Pasalnya, Mustofa memandang bahwa pelecehan seksual tersebut tak disertai bukti-bukti yang cukup untuk mengungkapkan apabila peristiwa itu benar terjadi.
"Bisa [menjadi motif], sepanjang dicukupi dengan bukti-bukti, karena dari kronologi yang ada adalah, hanya pengakuan dari Nyonya FS (Ferdy Sambo, Putri Candrawathi)," kata Muhammad Mustofa, ketika bersaksi dalam persidangan tersebut.
5. TKP Pembunuhan Brigadir J Sudah Rusak Saat Olah TKP Inafis
Ahli dari Indonesia Automatic Fingerprint Identifications System (Inafis) Bareskrim Polri Eko Wahyu Bintoro mengatakan bahwa tempat kejadian peristiwa (TKP) pembunuhan Brigadir J telah rusak secara Standar Operasional Prosedur (SOP), ketika ia dan pihaknya tiba untuk olah TKP pada Selasa (12/7).
"Kalau kami lihat, secara SOP penanganan TKP, kita kategorikan ini TKP sudah rusak," kata Eko Wahyu, saat bersaksi dalam persidangan lima terdakwa pembunuhan Brigadir J, di PN Jakarta Selatan, Senin (19/12).

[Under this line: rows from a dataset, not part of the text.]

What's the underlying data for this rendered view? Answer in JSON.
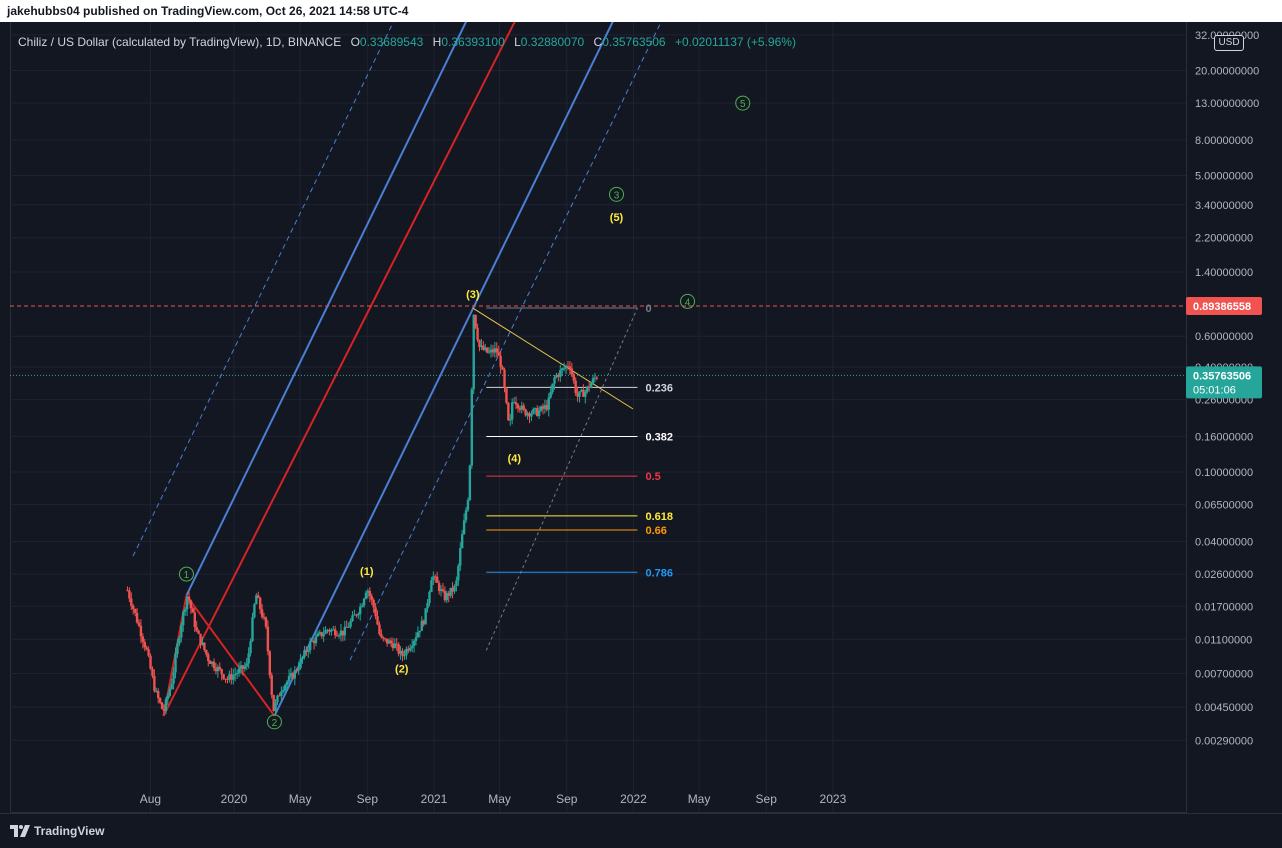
{
  "header": {
    "text": "jakehubbs04 published on TradingView.com, Oct 26, 2021 14:58 UTC-4"
  },
  "legend": {
    "symbol": "Chiliz / US Dollar (calculated by TradingView), 1D, BINANCE",
    "o_label": "O",
    "o_value": "0.33689543",
    "h_label": "H",
    "h_value": "0.36393100",
    "l_label": "L",
    "l_value": "0.32880070",
    "c_label": "C",
    "c_value": "0.35763506",
    "change": "+0.02011137 (+5.96%)"
  },
  "price_axis": {
    "currency": "USD",
    "ticks": [
      "32.00000000",
      "20.00000000",
      "13.00000000",
      "8.00000000",
      "5.00000000",
      "3.40000000",
      "2.20000000",
      "1.40000000",
      "0.60000000",
      "0.40000000",
      "0.26000000",
      "0.16000000",
      "0.10000000",
      "0.06500000",
      "0.04000000",
      "0.02600000",
      "0.01700000",
      "0.01100000",
      "0.00700000",
      "0.00450000",
      "0.00290000"
    ],
    "target_label": "0.89386558",
    "current_label": "0.35763506",
    "countdown": "05:01:06"
  },
  "time_axis": {
    "ticks": [
      "Aug",
      "2020",
      "May",
      "Sep",
      "2021",
      "May",
      "Sep",
      "2022",
      "May",
      "Sep",
      "2023"
    ]
  },
  "footer": {
    "brand": "TradingView"
  },
  "colors": {
    "background": "#131722",
    "channel_blue": "#4a7fd4",
    "median_red": "#d62323",
    "triangle_yellow": "#e8c44a",
    "up_candle": "#26a69a",
    "down_candle": "#ef5350",
    "wave_green": "#4caf50",
    "wave_yellow": "#ffeb3b",
    "target_red": "#f05350",
    "current_teal": "#26a69a"
  },
  "chart_data": {
    "type": "candlestick",
    "symbol": "CHZUSD",
    "timeframe": "1D",
    "scale": "log",
    "x_range": [
      "2019-06-01",
      "2023-04-01"
    ],
    "y_range": [
      0.002,
      40
    ],
    "price_path": [
      [
        "2019-06-20",
        0.021
      ],
      [
        "2019-07-05",
        0.015
      ],
      [
        "2019-07-25",
        0.0095
      ],
      [
        "2019-08-10",
        0.0055
      ],
      [
        "2019-08-25",
        0.0042
      ],
      [
        "2019-09-10",
        0.0065
      ],
      [
        "2019-09-25",
        0.013
      ],
      [
        "2019-10-08",
        0.02
      ],
      [
        "2019-10-25",
        0.012
      ],
      [
        "2019-11-15",
        0.0085
      ],
      [
        "2019-12-20",
        0.0065
      ],
      [
        "2020-01-25",
        0.0078
      ],
      [
        "2020-02-10",
        0.02
      ],
      [
        "2020-02-28",
        0.013
      ],
      [
        "2020-03-13",
        0.0043
      ],
      [
        "2020-03-28",
        0.0058
      ],
      [
        "2020-04-20",
        0.007
      ],
      [
        "2020-05-20",
        0.0105
      ],
      [
        "2020-06-20",
        0.0125
      ],
      [
        "2020-07-20",
        0.012
      ],
      [
        "2020-08-20",
        0.017
      ],
      [
        "2020-08-31",
        0.022
      ],
      [
        "2020-09-15",
        0.016
      ],
      [
        "2020-09-25",
        0.011
      ],
      [
        "2020-10-20",
        0.0103
      ],
      [
        "2020-11-03",
        0.0088
      ],
      [
        "2020-11-25",
        0.011
      ],
      [
        "2020-12-15",
        0.0145
      ],
      [
        "2020-12-28",
        0.026
      ],
      [
        "2021-01-20",
        0.019
      ],
      [
        "2021-02-10",
        0.022
      ],
      [
        "2021-02-20",
        0.04
      ],
      [
        "2021-03-05",
        0.075
      ],
      [
        "2021-03-10",
        0.16
      ],
      [
        "2021-03-13",
        0.87
      ],
      [
        "2021-03-25",
        0.52
      ],
      [
        "2021-04-10",
        0.48
      ],
      [
        "2021-04-25",
        0.5
      ],
      [
        "2021-05-05",
        0.4
      ],
      [
        "2021-05-19",
        0.17
      ],
      [
        "2021-05-25",
        0.27
      ],
      [
        "2021-06-15",
        0.22
      ],
      [
        "2021-07-10",
        0.22
      ],
      [
        "2021-07-28",
        0.24
      ],
      [
        "2021-08-10",
        0.35
      ],
      [
        "2021-09-06",
        0.42
      ],
      [
        "2021-09-20",
        0.27
      ],
      [
        "2021-10-05",
        0.29
      ],
      [
        "2021-10-26",
        0.358
      ]
    ],
    "candle_count": 245,
    "current_price": 0.35763506,
    "target_level": 0.89386558,
    "channel": {
      "anchors": [
        [
          "2019-10-06",
          0.0196
        ],
        [
          "2020-03-15",
          0.004
        ],
        [
          "2021-03-13",
          0.86
        ]
      ],
      "median_from": [
        "2019-08-25",
        0.004
      ]
    },
    "fib_retracement": {
      "high": 0.87,
      "low": 0.0103,
      "from_date": "2021-04-25",
      "to_date": "2022-01-01",
      "levels": [
        {
          "label": "0",
          "ratio": 0,
          "color": "#787b86"
        },
        {
          "label": "0.236",
          "ratio": 0.236,
          "color": "#d1d4dc"
        },
        {
          "label": "0.382",
          "ratio": 0.382,
          "color": "#ffffff"
        },
        {
          "label": "0.5",
          "ratio": 0.5,
          "color": "#f23645"
        },
        {
          "label": "0.618",
          "ratio": 0.618,
          "color": "#ffeb3b"
        },
        {
          "label": "0.66",
          "ratio": 0.66,
          "color": "#ff9800"
        },
        {
          "label": "0.786",
          "ratio": 0.786,
          "color": "#2196f3"
        }
      ]
    },
    "triangle_line": [
      [
        "2021-03-13",
        0.87
      ],
      [
        "2021-12-31",
        0.23
      ]
    ],
    "wave_labels": [
      {
        "text": "1",
        "style": "circle-green",
        "date": "2019-10-06",
        "price": 0.026
      },
      {
        "text": "2",
        "style": "circle-green",
        "date": "2020-03-15",
        "price": 0.0037
      },
      {
        "text": "3",
        "style": "circle-green",
        "date": "2021-12-01",
        "price": 3.9
      },
      {
        "text": "4",
        "style": "circle-green",
        "date": "2022-04-10",
        "price": 0.95
      },
      {
        "text": "5",
        "style": "circle-green",
        "date": "2022-07-20",
        "price": 13.0
      },
      {
        "text": "(1)",
        "style": "paren-yellow",
        "date": "2020-08-31",
        "price": 0.027
      },
      {
        "text": "(2)",
        "style": "paren-yellow",
        "date": "2020-11-03",
        "price": 0.0075
      },
      {
        "text": "(3)",
        "style": "paren-yellow",
        "date": "2021-03-13",
        "price": 1.05
      },
      {
        "text": "(4)",
        "style": "paren-yellow",
        "date": "2021-05-28",
        "price": 0.12
      },
      {
        "text": "(5)",
        "style": "paren-yellow",
        "date": "2021-12-01",
        "price": 2.9
      }
    ]
  }
}
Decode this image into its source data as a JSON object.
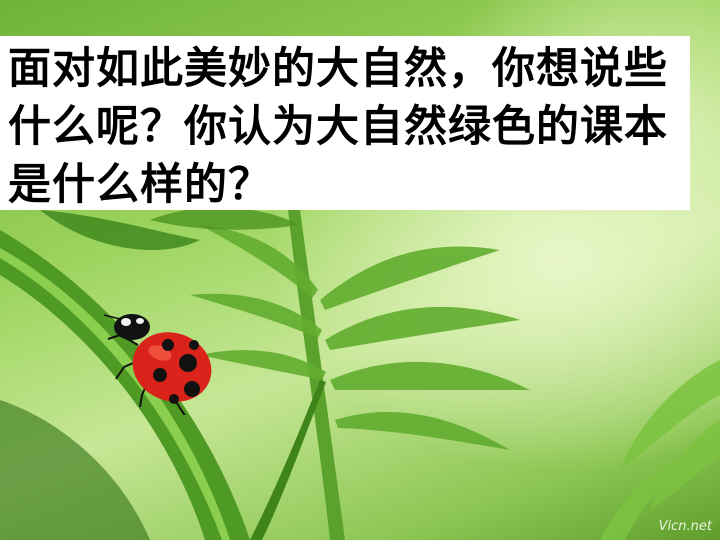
{
  "slide": {
    "title": "面对如此美妙的大自然，你想说些什么呢？你认为大自然绿色的课本是什么样的？",
    "watermark": "Vicn.net",
    "background_colors": [
      "#6fb33a",
      "#9bd35c",
      "#c6e796",
      "#5f9e2c"
    ],
    "title_box_color": "#ffffff",
    "ladybug_color": "#d9231b"
  }
}
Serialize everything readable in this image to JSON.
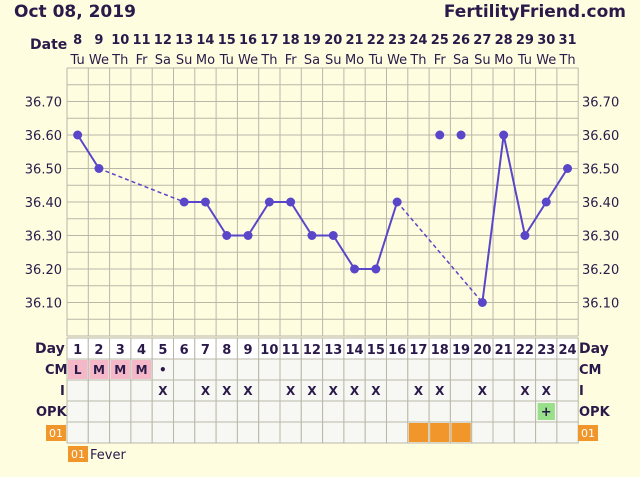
{
  "header": {
    "date": "Oct 08, 2019",
    "brand": "FertilityFriend.com"
  },
  "labels": {
    "date": "Date",
    "day": "Day",
    "cm": "CM",
    "i": "I",
    "opk": "OPK",
    "fever_code": "01",
    "fever_legend": "Fever"
  },
  "colors": {
    "background": "#fffde0",
    "grid": "#b8b8a8",
    "line": "#5a46c8",
    "header_text": "#2a1a4a",
    "label_text": "#2a1a4a",
    "cm_fill": "#f4b8c8",
    "fever": "#f0962a",
    "opk_positive": "#9adf8a",
    "day_row": "#ffffff",
    "data_row": "#f7f7f4"
  },
  "chart_data": {
    "type": "line",
    "dates": [
      "8",
      "9",
      "10",
      "11",
      "12",
      "13",
      "14",
      "15",
      "16",
      "17",
      "18",
      "19",
      "20",
      "21",
      "22",
      "23",
      "24",
      "25",
      "26",
      "27",
      "28",
      "29",
      "30",
      "31"
    ],
    "weekdays": [
      "Tu",
      "We",
      "Th",
      "Fr",
      "Sa",
      "Su",
      "Mo",
      "Tu",
      "We",
      "Th",
      "Fr",
      "Sa",
      "Su",
      "Mo",
      "Tu",
      "We",
      "Th",
      "Fr",
      "Sa",
      "Su",
      "Mo",
      "Tu",
      "We",
      "Th"
    ],
    "days": [
      "1",
      "2",
      "3",
      "4",
      "5",
      "6",
      "7",
      "8",
      "9",
      "10",
      "11",
      "12",
      "13",
      "14",
      "15",
      "16",
      "17",
      "18",
      "19",
      "20",
      "21",
      "22",
      "23",
      "24"
    ],
    "temperatures": [
      36.6,
      36.5,
      null,
      null,
      null,
      36.4,
      36.4,
      36.3,
      36.3,
      36.4,
      36.4,
      36.3,
      36.3,
      36.2,
      36.2,
      36.4,
      null,
      36.6,
      36.6,
      36.1,
      36.6,
      36.3,
      36.4,
      36.5
    ],
    "solid_segments": [
      [
        1,
        2
      ],
      [
        6,
        7
      ],
      [
        7,
        8
      ],
      [
        8,
        9
      ],
      [
        9,
        10
      ],
      [
        10,
        11
      ],
      [
        11,
        12
      ],
      [
        12,
        13
      ],
      [
        13,
        14
      ],
      [
        14,
        15
      ],
      [
        15,
        16
      ],
      [
        20,
        21
      ],
      [
        21,
        22
      ],
      [
        22,
        23
      ],
      [
        23,
        24
      ]
    ],
    "dashed_segments": [
      [
        2,
        6
      ],
      [
        16,
        20
      ]
    ],
    "y_ticks": [
      36.1,
      36.2,
      36.3,
      36.4,
      36.5,
      36.6,
      36.7
    ],
    "y_tick_labels": [
      "36.10",
      "36.20",
      "36.30",
      "36.40",
      "36.50",
      "36.60",
      "36.70"
    ],
    "ylim": [
      36.0,
      36.8
    ],
    "cm": [
      "L",
      "M",
      "M",
      "M",
      "•",
      "",
      "",
      "",
      "",
      "",
      "",
      "",
      "",
      "",
      "",
      "",
      "",
      "",
      "",
      "",
      "",
      "",
      "",
      ""
    ],
    "intercourse": [
      "",
      "",
      "",
      "",
      "X",
      "",
      "X",
      "X",
      "X",
      "",
      "X",
      "X",
      "X",
      "X",
      "X",
      "",
      "X",
      "X",
      "",
      "X",
      "",
      "X",
      "X",
      ""
    ],
    "opk": [
      "",
      "",
      "",
      "",
      "",
      "",
      "",
      "",
      "",
      "",
      "",
      "",
      "",
      "",
      "",
      "",
      "",
      "",
      "",
      "",
      "",
      "",
      "+",
      ""
    ],
    "fever": [
      false,
      false,
      false,
      false,
      false,
      false,
      false,
      false,
      false,
      false,
      false,
      false,
      false,
      false,
      false,
      false,
      true,
      true,
      true,
      false,
      false,
      false,
      false,
      false
    ]
  }
}
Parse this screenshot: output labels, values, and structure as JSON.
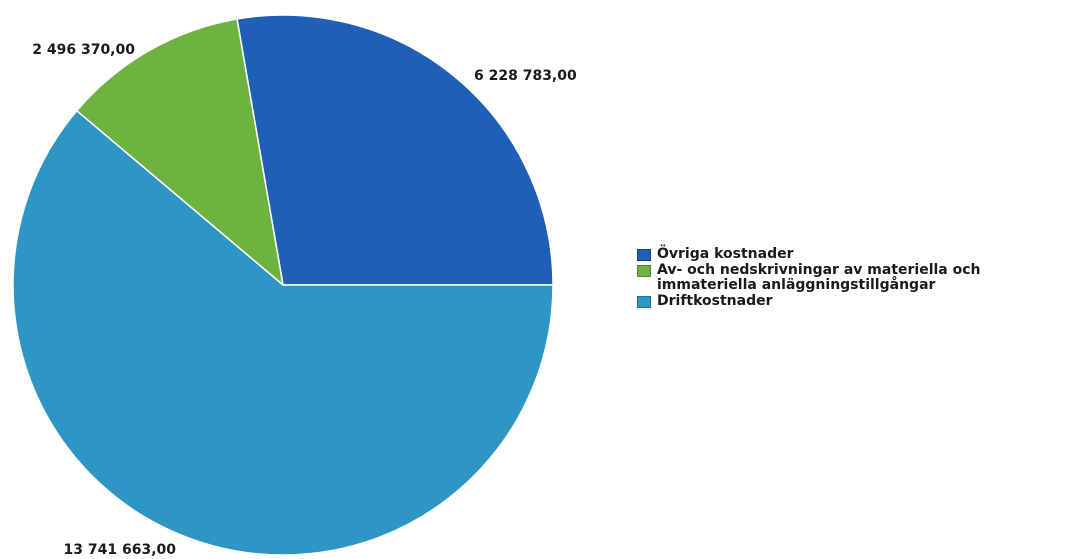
{
  "chart_data": {
    "type": "pie",
    "slices": [
      {
        "label": "Övriga kostnader",
        "value": 6228783.0,
        "value_text": "6 228 783,00",
        "color": "#1f5fb6"
      },
      {
        "label": "Av- och nedskrivningar av materiella och immateriella anläggningstillgångar",
        "value": 2496370.0,
        "value_text": "2 496 370,00",
        "color": "#6db33f"
      },
      {
        "label": "Driftkostnader",
        "value": 13741663.0,
        "value_text": "13 741 663,00",
        "color": "#2e96c4"
      }
    ],
    "legend": {
      "placement": "right",
      "items": [
        {
          "label": "Övriga kostnader",
          "color": "#1f5fb6"
        },
        {
          "label": "Av- och nedskrivningar av materiella och immateriella anläggningstillgångar",
          "color": "#6db33f"
        },
        {
          "label": "Driftkostnader",
          "color": "#2e96c4"
        }
      ]
    },
    "title": ""
  }
}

Eko mengatakan, pihaknya memang menemukan adanya jejak sidik jari pada TKP. Namun, ia mengaku bahwa proses identifikasi yang pihaknya lakukan itu tak dapat menelaah kepemilikan jejak secara identik. "[Memang] ditemukan jejak sidik jari tetapi tidak mengategorikan keindentikannya," ujar Eko, dalam persidangan tersebut.
Untuk diketahui, Ferdy Sambo dan Putri Candrawathi, serta Bharada E, Ricky Rizal, dan Kuat Ma'ruf didakwakan atas pembunuhan berencana terhadap Brigadir J. Ajudan Ferdy Sambo itu dinyatakan tewas pascapenembakan yang terjadi di rumah dinas Ferdy Sambo, di Kompleks Polri Duren Tiga, Jakarta Selatan, pada Jumat (8/7) sore silam.
Atas keterlibatan mereka dalam peristiwa itu, kelimanya didakwa melanggar Pasal 340 KUHP subsider Pasal 338 KUHP jo Pasal 55 Ayat (1) ke-1 KUHP jo Pasal 56 ke-1 Kitab Undang-undang Hukum Pidana (KUHP).